Can someone tell me what was at the Deep Fork Grill location before it became Deep Fork? It's really bugging me that I can't remember the name!
Portobello.
And before that, Two Pesos.
I know it was Portabello for a while. . .part of the Coach House brand at the time.
Thanks!
Looks like it switched from Portobello to Deep Fork in 1997.
The Two Pesos story is interesting...
They started in Houston just as Taco Cabana was getting rolling in San Antonio. Ultimately, TC sued TP and the case went all the way to the supreme court before Cabana won a multi-million dollar judgment for stealing their "trade dress". The case is still taught in law classes.
Ultimately, TP just sold out to TC. Was an easy transition since all the Two Pesos were complete rip-offs of their concept; basically just painted and changed the signs.
I remember two pesos had 2 lines in the drive thru, which as a kid at the time thought was pretty amazing. Took another 20 years for McDonalds to copy
^
I did some consulting work in the 'quick service' industry and by far and away the biggest bottleneck in the drive-thru process is people parked in front of the menu, taking forever to order. So, the two lanes helps to alleviate that.
Also, several companies are experimenting with centralizing their order taking. Rather than have someone with a headset in the restaurant, the communication at the drive-thru menu goes to a centralized call center and then the order is transmitted back to the restaurant. It's far more efficient all the way around.
I haven't seen it yet but I bet Taco Bell soon goes to a two lane drive-thru. They have their food prep down to a very fast science but again, the bottleneck is the soccer mom parked at the menu, trying to figure out what Johnnie wants to eat.
Not long after MidFirst acquired this property (and several others to the north) from Chesapeake, Deep Fork Grill is closed.
I was told their staff has already been reassigned and MidFirst chose not to renew their lease.
I also understand that Deep Fork (part of the Deep Fork Restaurant Group: Barrel, Drunken Fry, Drum Room, etc.) had spent time and money on rebranding / relaunching and that MidFirst just told them 'no thanks'.
BTW, MF paid CHK $875,000 after CHK and Aubrey had paid $4.5 million (!!) in 2008.
So is it closed permanently, or are they looking for a new operator ???
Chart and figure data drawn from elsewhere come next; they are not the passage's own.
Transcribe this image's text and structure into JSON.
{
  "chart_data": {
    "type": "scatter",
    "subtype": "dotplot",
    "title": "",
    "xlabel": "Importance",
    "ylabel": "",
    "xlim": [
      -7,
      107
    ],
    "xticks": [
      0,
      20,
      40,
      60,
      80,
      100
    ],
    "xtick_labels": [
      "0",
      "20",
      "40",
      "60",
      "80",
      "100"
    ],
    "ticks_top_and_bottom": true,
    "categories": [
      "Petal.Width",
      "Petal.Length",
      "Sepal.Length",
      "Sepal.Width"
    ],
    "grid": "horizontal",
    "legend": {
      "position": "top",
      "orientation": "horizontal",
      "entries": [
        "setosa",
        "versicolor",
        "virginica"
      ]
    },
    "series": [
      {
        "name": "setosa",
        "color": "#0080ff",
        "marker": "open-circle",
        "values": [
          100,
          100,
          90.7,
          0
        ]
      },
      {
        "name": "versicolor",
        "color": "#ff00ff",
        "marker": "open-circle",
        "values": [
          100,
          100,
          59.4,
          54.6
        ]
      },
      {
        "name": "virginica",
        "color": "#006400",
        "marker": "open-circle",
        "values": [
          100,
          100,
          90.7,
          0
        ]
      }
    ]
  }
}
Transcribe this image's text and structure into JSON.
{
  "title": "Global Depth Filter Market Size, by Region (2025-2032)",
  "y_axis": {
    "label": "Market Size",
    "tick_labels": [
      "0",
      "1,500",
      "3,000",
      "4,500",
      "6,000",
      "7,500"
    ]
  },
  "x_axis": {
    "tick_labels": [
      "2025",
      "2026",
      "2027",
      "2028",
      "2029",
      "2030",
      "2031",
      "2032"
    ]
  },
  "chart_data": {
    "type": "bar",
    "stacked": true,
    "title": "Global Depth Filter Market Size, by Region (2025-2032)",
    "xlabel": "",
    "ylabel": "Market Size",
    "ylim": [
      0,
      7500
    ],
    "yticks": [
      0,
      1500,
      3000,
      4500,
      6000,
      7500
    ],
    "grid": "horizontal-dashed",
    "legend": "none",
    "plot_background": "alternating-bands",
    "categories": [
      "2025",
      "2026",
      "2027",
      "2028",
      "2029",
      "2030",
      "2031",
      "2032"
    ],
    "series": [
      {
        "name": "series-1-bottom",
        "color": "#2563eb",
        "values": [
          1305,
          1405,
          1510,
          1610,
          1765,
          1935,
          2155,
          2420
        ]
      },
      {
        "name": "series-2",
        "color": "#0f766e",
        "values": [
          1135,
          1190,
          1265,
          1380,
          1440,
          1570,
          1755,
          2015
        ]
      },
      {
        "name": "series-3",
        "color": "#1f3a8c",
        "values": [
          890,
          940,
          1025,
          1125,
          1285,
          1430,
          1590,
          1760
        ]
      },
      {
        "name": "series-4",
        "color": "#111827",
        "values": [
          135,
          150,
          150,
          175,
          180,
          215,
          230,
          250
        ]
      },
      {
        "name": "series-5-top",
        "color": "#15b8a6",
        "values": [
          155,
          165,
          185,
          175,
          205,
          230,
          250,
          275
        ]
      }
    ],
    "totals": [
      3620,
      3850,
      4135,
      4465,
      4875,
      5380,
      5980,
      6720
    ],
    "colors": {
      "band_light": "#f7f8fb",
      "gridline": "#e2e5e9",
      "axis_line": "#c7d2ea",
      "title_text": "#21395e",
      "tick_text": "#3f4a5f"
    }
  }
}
Not happy for people to have lost their jobs, but I'm so happy to see that place go. It was an homage to a terrible time in OKC and a picture of what happens when something falls from grace. There are too many good restaurants in OKC these days for people to still be going there and *glowing* about it.
Agreed. I liked the space and the location, but the food was never all that great. I had a friend involved in the ownership group, so we went occasionally, but even when the food was free it was still pretty mediocre. Would be nice to see a different restaurant effort in that space.
was the building home to a two pesos restaurant/fast food place ?
some reason my memory thinks it was. They had a 2 lane drive thru as I recall
Yes, was originally a Two Pesos, then Portabello then switched to Deep Fork around 1997.
Yeah I ate at that place maybe twice, and it wasn't good either time. I can't say I'll miss it at all.
Portabello was underrated. For a while anyway.
Also, I think although Deep Fork had gotten long in the tooth, Deep Fork and DFG were important to the local food scene here. They grew out of a time when few cared about local, and they did some adventurous stuff for the time, for the city in question. Legitimately led the way toward the present local scene, and I know they trained a number of the people who are now killing it here with other places.
I heard that when Wade had his much-publicized troubles he and his partners started ways and he took some of the properties and they took others, which included the namesake restaurant. If that's true, I think it becomes fair to say that maybe Wade really was the driving force behind the group, as they faltered after. Which of course doesn't change the anything about the trouble he placed himself in personally.
You also have to take into consideration the passing of Aubrey McClendon who was one of the principal owners here.
I miss two pesos -- had many cheap meals in that place -- hard to figure what Mid First will do with the property and why they didn't renew the lease.